Okay, I admit it.
I was watching “My Big Fat Gypsy Wedding” on TLC the other day. I didn’t just stumble upon it and move along.
I actually stopped.
Sat down.
And watched it.
That TLC — what a menagerie that thing is. The Learning Channel. Every time I learn how little I apparently know. Just little ol’ me. Sheltered in the breadbasket of America.
TLC is like the flea market of television programming. Occassionally, you find a rare gem, but so much of the line-up is like standing on the sidelines of human nature gone awry.
I’m not judging, mind you.
I’m just completely fascinated when people are willing to invite the world to gaze upon their addiction or their obsession or their subculture or their daily life. Or, as in the case of “A Baby Story,” gaze upon them giving birth.
Anyway, back to the gypsies and their weddings.
Apparently to gypsies, the wedding is an enormously big deal, literally and figuratively. Each bride is fixated on trying to outshine other brides. It’s all about who has the most elaborate dress. The most outlandish cake. The zaniest reception.
One of the gals on the show — a teen assistant to a baker working on a cake shaped like a gigantic castle — summed up the importance of the wedding in gypsy culture.
A girl is “known by her wedding,” she said.
Known by her wedding. Hmmm. Now there’s something to wrap our minds around.
I’ve been to some pretty amazing weddings and receptions in my day.
I’ve seen the butterflies released. The party favors of CDs with the couple’s favorite songs. The elaborate cupcake arrangements. The 16 attendants. The bubbles. The photo booths with all the wacky scarves, hats and props. The custom-printed M&Ms. The kids’ table with fun little games. The country line dances. The chicken dance. The congo lines. The ice sculptures. The sand ceremony.

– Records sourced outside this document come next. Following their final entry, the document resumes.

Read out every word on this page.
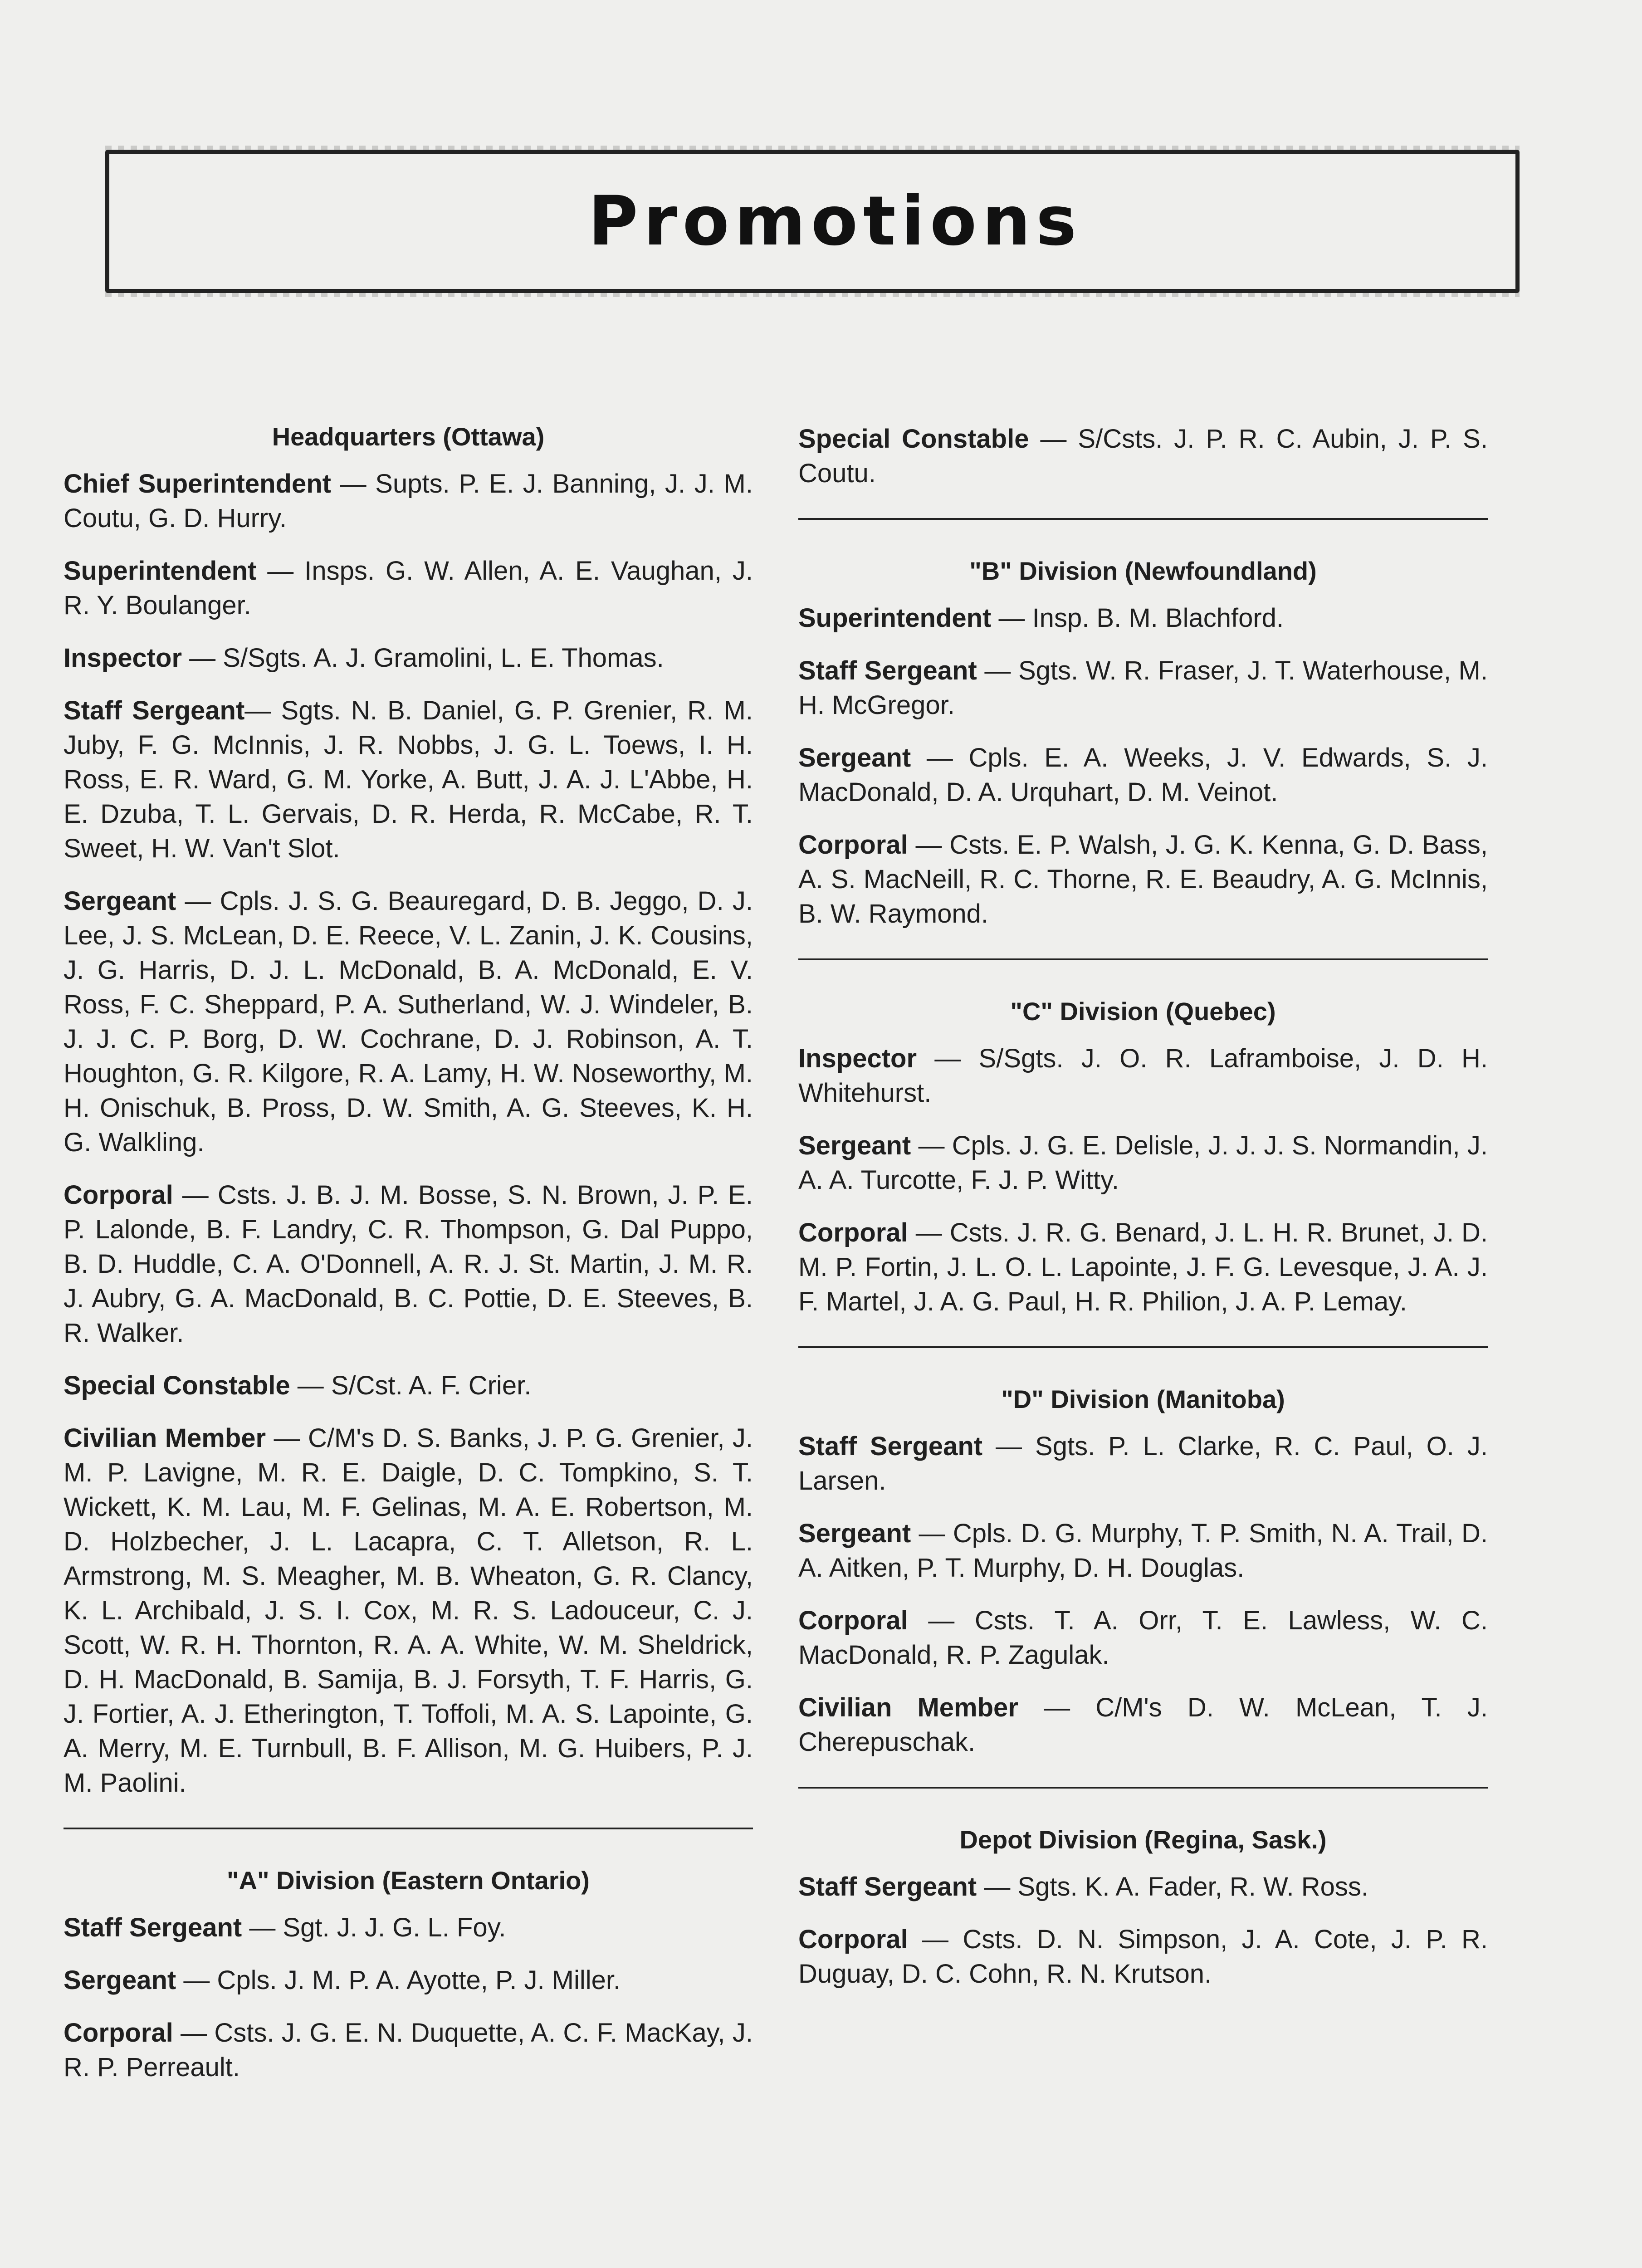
Promotions
Headquarters (Ottawa)
Chief Superintendent — Supts. P. E. J. Banning, J. J. M. Coutu, G. D. Hurry.
Superintendent — Insps. G. W. Allen, A. E. Vaughan, J. R. Y. Boulanger.
Inspector — S/Sgts. A. J. Gramolini, L. E. Thomas.
Staff Sergeant— Sgts. N. B. Daniel, G. P. Grenier, R. M. Juby, F. G. McInnis, J. R. Nobbs, J. G. L. Toews, I. H. Ross, E. R. Ward, G. M. Yorke, A. Butt, J. A. J. L'Abbe, H. E. Dzuba, T. L. Gervais, D. R. Herda, R. McCabe, R. T. Sweet, H. W. Van't Slot.
Sergeant — Cpls. J. S. G. Beauregard, D. B. Jeggo, D. J. Lee, J. S. McLean, D. E. Reece, V. L. Zanin, J. K. Cousins, J. G. Harris, D. J. L. McDonald, B. A. McDonald, E. V. Ross, F. C. Sheppard, P. A. Sutherland, W. J. Windeler, B. J. J. C. P. Borg, D. W. Cochrane, D. J. Robinson, A. T. Houghton, G. R. Kilgore, R. A. Lamy, H. W. Noseworthy, M. H. Onischuk, B. Pross, D. W. Smith, A. G. Steeves, K. H. G. Walkling.
Corporal — Csts. J. B. J. M. Bosse, S. N. Brown, J. P. E. P. Lalonde, B. F. Landry, C. R. Thompson, G. Dal Puppo, B. D. Huddle, C. A. O'Donnell, A. R. J. St. Martin, J. M. R. J. Aubry, G. A. MacDonald, B. C. Pottie, D. E. Steeves, B. R. Walker.
Special Constable — S/Cst. A. F. Crier.
Civilian Member — C/M's D. S. Banks, J. P. G. Grenier, J. M. P. Lavigne, M. R. E. Daigle, D. C. Tompkino, S. T. Wickett, K. M. Lau, M. F. Gelinas, M. A. E. Robertson, M. D. Holzbecher, J. L. Lacapra, C. T. Alletson, R. L. Armstrong, M. S. Meagher, M. B. Wheaton, G. R. Clancy, K. L. Archibald, J. S. I. Cox, M. R. S. Ladouceur, C. J. Scott, W. R. H. Thornton, R. A. A. White, W. M. Sheldrick, D. H. MacDonald, B. Samija, B. J. Forsyth, T. F. Harris, G. J. Fortier, A. J. Etherington, T. Toffoli, M. A. S. Lapointe, G. A. Merry, M. E. Turnbull, B. F. Allison, M. G. Huibers, P. J. M. Paolini.
"A" Division (Eastern Ontario)
Staff Sergeant — Sgt. J. J. G. L. Foy.
Sergeant — Cpls. J. M. P. A. Ayotte, P. J. Miller.
Corporal — Csts. J. G. E. N. Duquette, A. C. F. MacKay, J. R. P. Perreault.
Special Constable — S/Csts. J. P. R. C. Aubin, J. P. S. Coutu.
"B" Division (Newfoundland)
Superintendent — Insp. B. M. Blachford.
Staff Sergeant — Sgts. W. R. Fraser, J. T. Waterhouse, M. H. McGregor.
Sergeant — Cpls. E. A. Weeks, J. V. Edwards, S. J. MacDonald, D. A. Urquhart, D. M. Veinot.
Corporal — Csts. E. P. Walsh, J. G. K. Kenna, G. D. Bass, A. S. MacNeill, R. C. Thorne, R. E. Beaudry, A. G. McInnis, B. W. Raymond.
"C" Division (Quebec)
Inspector — S/Sgts. J. O. R. Laframboise, J. D. H. Whitehurst.
Sergeant — Cpls. J. G. E. Delisle, J. J. J. S. Normandin, J. A. A. Turcotte, F. J. P. Witty.
Corporal — Csts. J. R. G. Benard, J. L. H. R. Brunet, J. D. M. P. Fortin, J. L. O. L. Lapointe, J. F. G. Levesque, J. A. J. F. Martel, J. A. G. Paul, H. R. Philion, J. A. P. Lemay.
"D" Division (Manitoba)
Staff Sergeant — Sgts. P. L. Clarke, R. C. Paul, O. J. Larsen.
Sergeant — Cpls. D. G. Murphy, T. P. Smith, N. A. Trail, D. A. Aitken, P. T. Murphy, D. H. Douglas.
Corporal — Csts. T. A. Orr, T. E. Lawless, W. C. MacDonald, R. P. Zagulak.
Civilian Member — C/M's D. W. McLean, T. J. Cherepuschak.
Depot Division (Regina, Sask.)
Staff Sergeant — Sgts. K. A. Fader, R. W. Ross.
Corporal — Csts. D. N. Simpson, J. A. Cote, J. P. R. Duguay, D. C. Cohn, R. N. Krutson.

A gamut of visuals are running through your mind, I’m sure. You’ve been to a few weddings in your day, too, haven’t you?
It’s like the TLC folks and the wedding industry folks occasionally get together over a case of beer and pull an all-nighter brainstorming session on the most bizarre things they can market into mainstream trends.
Known by the wedding.
I absolutely loved our wedding, but I’ll be honest. I have forgotten most of it.
Oh, it was a great night and all. I looked amazing. Really.

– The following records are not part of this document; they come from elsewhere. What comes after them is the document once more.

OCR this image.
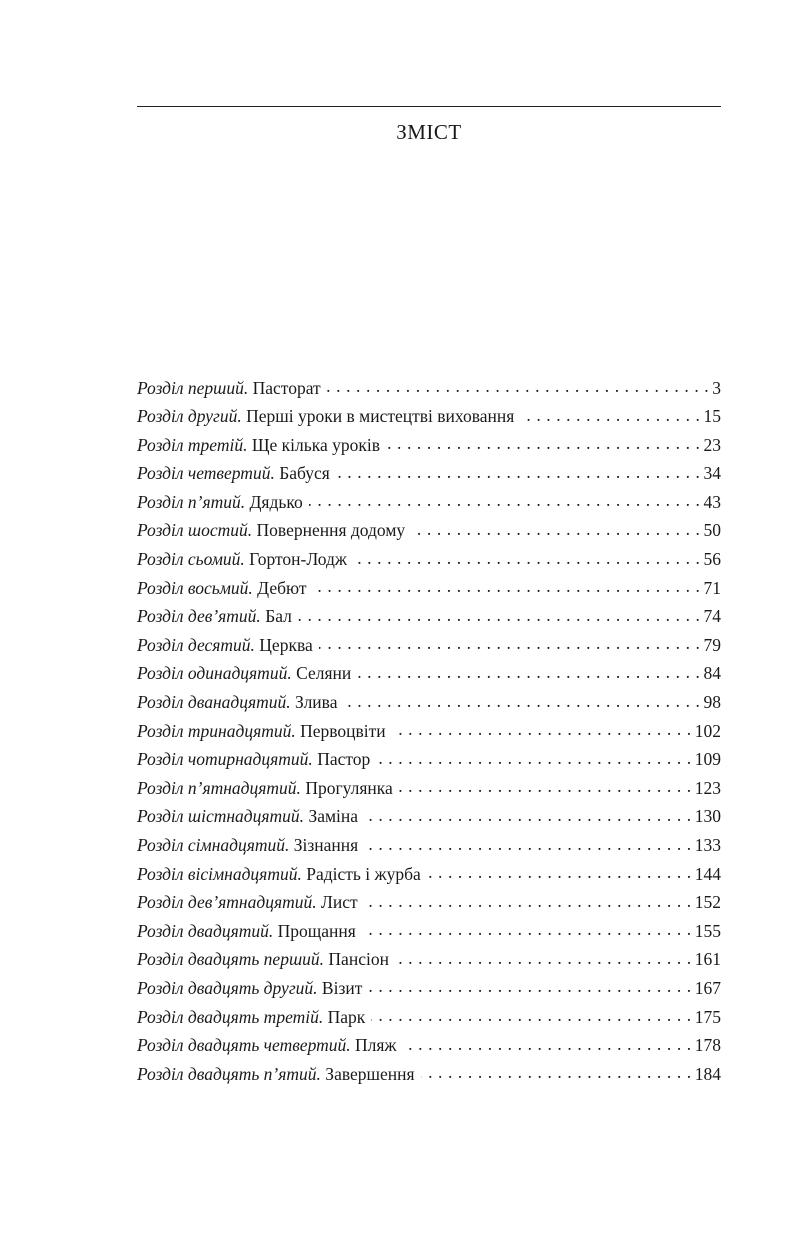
ЗМІСТ
Розділ перший. Пасторат . . .	3
Розділ другий. Перші уроки в мистецтві виховання . . .	15
Розділ третій. Ще кілька уроків . . .	23
Розділ четвертий. Бабуся . . .	34
Розділ п’ятий. Дядько . . .	43
Розділ шостий. Повернення додому . . .	50
Розділ сьомий. Гортон-Лодж . . .	56
Розділ восьмий. Дебют . . .	71
Розділ дев’ятий. Бал . . .	74
Розділ десятий. Церква . . .	79
Розділ одинадцятий. Селяни . . .	84
Розділ дванадцятий. Злива . . .	98
Розділ тринадцятий. Первоцвіти . . .	102
Розділ чотирнадцятий. Пастор . . .	109
Розділ п’ятнадцятий. Прогулянка . . .	123
Розділ шістнадцятий. Заміна . . .	130
Розділ сімнадцятий. Зізнання . . .	133
Розділ вісімнадцятий. Радість і журба . . .	144
Розділ дев’ятнадцятий. Лист . . .	152
Розділ двадцятий. Прощання . . .	155
Розділ двадцять перший. Пансіон . . .	161
Розділ двадцять другий. Візит . . .	167
Розділ двадцять третій. Парк . . .	175
Розділ двадцять четвертий. Пляж . . .	178
Розділ двадцять п’ятий. Завершення . . .	184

And the food? Over-the-top delicious. And I went with the real flowers instead of fake (although nowadays, fake look just like real, so maybe I did go with fake. Hard to recall.) My cake? Tasty, though painfully boring considering I now know I could have asked for a castle.
Think for a moment about your wedding.
Now think for a moment about your marriage.
Which do you want to be known by?
Which has left a more lasting impression on those around you?
For that matter, which has left a more lasting impression on you?
Call me a one flesh fanatic, but I find it heartbreakingly tragic that anyone would want to be “known by their wedding.”
And if indeed we agree that “known by the marriage” is a worthier endeavor, do the specifics of what we know make us grateful or make us cringe?
Known by the marriage.
What would your children say?
What would your closest friends say?
What would your family members say?
More importantly, what would you say?
I’m not talking about appearances or putting on a front. Far from it.
If anything, when I think of being known by my marriage, my desire is that Randy and I would be known for our deep abiding friendship…
…our unwavering commitment, our ability to laugh with each other, our willingness to forgive one another, our public display of affection (appropriate of course!), our willingness to sort through the messiness and difficulty of life…
…our faith in the Lord and the covenant of marriage…
…and our respect and encouragement of each other.
Oh, and the sex. I wouldn’t mind being known for the significance and consistent nurturing we place on our sexual intimacy.
Are you known for your wedding or for your marriage?
If TLC stopped by to do a show about your life, my hope is your first inclination would be to reach for your husband’s hand.
Rather than your wedding album.
Copyright 2012, Julie Sibert. Intimacy in Marriage Blog.
We put very little into our minuscule wedding since we wanted to invest in the marriage.
Our four kids did not attend our marriage (we’re showing them the vintage movie once a year though!), which means that we’ll be known for our marriage.
I remember my wedding night! 🙂 The only part of the big wedding you mentioned that would be worthwhile are those custom-printed M&Ms. Although now I’m wondering if I can get them for our anniversary and print secret, between-the-two-of-us messages on them…you know, the kind you would have to explain if your kids found them, the kind they would never put in their mouth after knowing what that meant, meaning those M&Ms were all yours…
Just sayin’. Mostly, I agree that I want to be known for my marriage, not just for sticking it out but for making it great and becoming a model of a good marriage to others, including our kids.